I feel like this is true and not unpopular I get away with things because how I look. I won't dispute that, but at the same time I have never seen a person who is ugly try to be outgoing as a test, the guys I know who consider themselves ugly just simply don't try, so when I approach people they ask what I say. I tell them I don't know or remember because I took a year or two of my life going out with the soul goal of connecting and learning about various peoples so its a blur to me now and more of a reflex to approach someone. If your super ugly like hideous them you will 100% be shunned in some way from others although most people are average and just don't practice. I've also gotten ew, no, why are you talking to me, or leave me the f alone. All a part of the process tho

by Anonymous 1 week ago

This is sadly true.

by Anonymous 1 week ago

Well I agree with you for the most part but there are also occasions where someone is conventionally attractive but may not do well socially for whatever reason. So initially they may get all the attention but that soon tapers off when they talk. As well, if someone has a large, outgoing personality and is funny but is "ugly", they can attract a huge group of friends. So there are exceptions.

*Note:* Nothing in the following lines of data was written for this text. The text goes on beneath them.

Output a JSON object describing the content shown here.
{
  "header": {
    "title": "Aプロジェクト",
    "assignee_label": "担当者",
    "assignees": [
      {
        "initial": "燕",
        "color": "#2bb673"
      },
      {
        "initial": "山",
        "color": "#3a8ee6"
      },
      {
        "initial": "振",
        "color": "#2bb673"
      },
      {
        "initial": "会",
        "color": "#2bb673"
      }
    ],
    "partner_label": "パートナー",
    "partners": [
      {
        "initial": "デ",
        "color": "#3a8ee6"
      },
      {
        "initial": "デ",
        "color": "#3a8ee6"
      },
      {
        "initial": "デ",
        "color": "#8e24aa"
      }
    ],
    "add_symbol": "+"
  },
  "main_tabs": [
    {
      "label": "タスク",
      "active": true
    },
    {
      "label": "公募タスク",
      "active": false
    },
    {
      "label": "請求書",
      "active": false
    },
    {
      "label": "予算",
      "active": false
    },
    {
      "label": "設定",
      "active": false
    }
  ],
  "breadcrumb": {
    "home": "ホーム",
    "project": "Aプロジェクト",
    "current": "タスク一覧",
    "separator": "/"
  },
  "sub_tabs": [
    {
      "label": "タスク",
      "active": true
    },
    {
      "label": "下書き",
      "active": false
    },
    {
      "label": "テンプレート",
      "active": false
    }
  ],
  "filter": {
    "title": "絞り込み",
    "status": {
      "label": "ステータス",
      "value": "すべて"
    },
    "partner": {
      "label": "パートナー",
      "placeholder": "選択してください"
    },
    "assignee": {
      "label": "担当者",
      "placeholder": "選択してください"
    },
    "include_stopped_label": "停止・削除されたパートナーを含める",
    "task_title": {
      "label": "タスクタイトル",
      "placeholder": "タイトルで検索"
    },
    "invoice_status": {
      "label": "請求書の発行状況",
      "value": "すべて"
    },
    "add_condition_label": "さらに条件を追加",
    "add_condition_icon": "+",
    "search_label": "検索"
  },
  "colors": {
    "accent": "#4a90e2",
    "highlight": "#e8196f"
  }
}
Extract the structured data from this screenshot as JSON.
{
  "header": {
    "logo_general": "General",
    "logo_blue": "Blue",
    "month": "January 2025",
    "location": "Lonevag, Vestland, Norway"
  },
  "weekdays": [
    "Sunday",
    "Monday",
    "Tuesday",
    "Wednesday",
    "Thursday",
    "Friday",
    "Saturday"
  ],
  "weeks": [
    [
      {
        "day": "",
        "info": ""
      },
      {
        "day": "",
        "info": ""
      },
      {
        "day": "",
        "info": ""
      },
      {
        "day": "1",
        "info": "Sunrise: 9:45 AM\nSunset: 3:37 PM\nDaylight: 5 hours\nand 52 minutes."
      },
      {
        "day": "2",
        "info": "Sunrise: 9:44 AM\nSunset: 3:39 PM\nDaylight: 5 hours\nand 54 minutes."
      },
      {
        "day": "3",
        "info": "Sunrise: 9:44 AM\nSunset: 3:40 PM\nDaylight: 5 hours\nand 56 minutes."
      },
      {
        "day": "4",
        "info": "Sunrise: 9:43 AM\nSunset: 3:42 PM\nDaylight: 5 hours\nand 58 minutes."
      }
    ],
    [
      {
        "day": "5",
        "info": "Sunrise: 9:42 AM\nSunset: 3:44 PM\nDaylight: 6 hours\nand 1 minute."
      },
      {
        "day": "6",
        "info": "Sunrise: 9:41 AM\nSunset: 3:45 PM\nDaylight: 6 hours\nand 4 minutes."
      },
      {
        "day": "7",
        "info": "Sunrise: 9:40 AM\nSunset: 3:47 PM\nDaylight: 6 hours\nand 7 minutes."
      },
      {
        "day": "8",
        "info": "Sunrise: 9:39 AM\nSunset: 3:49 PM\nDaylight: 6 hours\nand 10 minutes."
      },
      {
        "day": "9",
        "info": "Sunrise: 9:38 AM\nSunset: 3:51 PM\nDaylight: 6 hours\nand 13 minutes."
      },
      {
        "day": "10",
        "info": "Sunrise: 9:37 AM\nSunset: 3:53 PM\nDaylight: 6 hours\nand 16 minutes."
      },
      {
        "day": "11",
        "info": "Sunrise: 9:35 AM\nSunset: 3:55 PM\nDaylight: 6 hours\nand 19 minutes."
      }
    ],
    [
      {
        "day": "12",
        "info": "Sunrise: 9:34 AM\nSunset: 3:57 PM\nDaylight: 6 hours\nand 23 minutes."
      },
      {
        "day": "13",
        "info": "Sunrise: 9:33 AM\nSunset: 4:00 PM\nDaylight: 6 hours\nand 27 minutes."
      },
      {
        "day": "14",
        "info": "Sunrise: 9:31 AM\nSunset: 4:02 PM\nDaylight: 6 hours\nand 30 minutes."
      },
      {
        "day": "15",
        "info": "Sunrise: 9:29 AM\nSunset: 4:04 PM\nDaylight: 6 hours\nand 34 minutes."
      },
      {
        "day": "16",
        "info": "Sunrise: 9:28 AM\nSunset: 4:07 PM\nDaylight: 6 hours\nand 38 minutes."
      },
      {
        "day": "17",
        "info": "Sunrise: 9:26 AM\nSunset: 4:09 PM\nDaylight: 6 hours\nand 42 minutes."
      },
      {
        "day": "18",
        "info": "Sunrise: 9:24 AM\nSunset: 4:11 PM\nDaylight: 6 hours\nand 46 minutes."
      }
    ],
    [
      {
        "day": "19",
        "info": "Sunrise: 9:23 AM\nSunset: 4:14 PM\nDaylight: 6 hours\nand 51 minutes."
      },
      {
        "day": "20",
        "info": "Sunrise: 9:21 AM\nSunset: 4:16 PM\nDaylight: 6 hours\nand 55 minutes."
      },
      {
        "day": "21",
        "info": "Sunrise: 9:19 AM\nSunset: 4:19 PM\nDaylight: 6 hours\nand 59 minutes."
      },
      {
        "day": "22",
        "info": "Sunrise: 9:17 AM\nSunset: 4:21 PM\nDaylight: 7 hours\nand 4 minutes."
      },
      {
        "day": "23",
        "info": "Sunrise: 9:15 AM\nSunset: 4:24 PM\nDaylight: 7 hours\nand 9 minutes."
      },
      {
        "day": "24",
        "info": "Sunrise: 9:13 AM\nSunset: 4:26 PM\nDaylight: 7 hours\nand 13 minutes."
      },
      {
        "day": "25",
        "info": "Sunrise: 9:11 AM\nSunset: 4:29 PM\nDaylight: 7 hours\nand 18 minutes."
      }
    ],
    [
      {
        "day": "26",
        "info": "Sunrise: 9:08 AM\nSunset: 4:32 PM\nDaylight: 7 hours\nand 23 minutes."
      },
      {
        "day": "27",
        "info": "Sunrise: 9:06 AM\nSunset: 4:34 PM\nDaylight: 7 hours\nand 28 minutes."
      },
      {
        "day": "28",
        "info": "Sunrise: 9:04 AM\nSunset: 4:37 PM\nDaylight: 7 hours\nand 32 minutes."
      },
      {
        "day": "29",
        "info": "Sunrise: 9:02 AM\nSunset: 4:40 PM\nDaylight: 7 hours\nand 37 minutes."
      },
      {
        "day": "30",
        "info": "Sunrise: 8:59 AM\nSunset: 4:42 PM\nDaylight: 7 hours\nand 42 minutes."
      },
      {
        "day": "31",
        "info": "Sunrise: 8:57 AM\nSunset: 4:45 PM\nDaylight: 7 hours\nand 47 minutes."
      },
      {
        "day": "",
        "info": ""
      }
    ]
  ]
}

by Square-Condition-559 1 week ago

I can only speak from my own experience but for me this is not the case. I have a nice body but an ugly face and I never felt that people don't like me as a person because of it. I'm an extrovert, talkative and mostly confident and I have no problem talking to people, or have them initiate a convo. I make friends easily and get treated nice by strangers and friends, so I really don't feel my looks hold me back in that regard. And before you come for me and tell me I'm not ugly/have a warped self image: I'm female and I literally NEVER get hit on, flirted with, catcalled or anything like that. Men usually treat me like I'm one of them and while I might not be the most feminine woman, I'm also not a tomboy.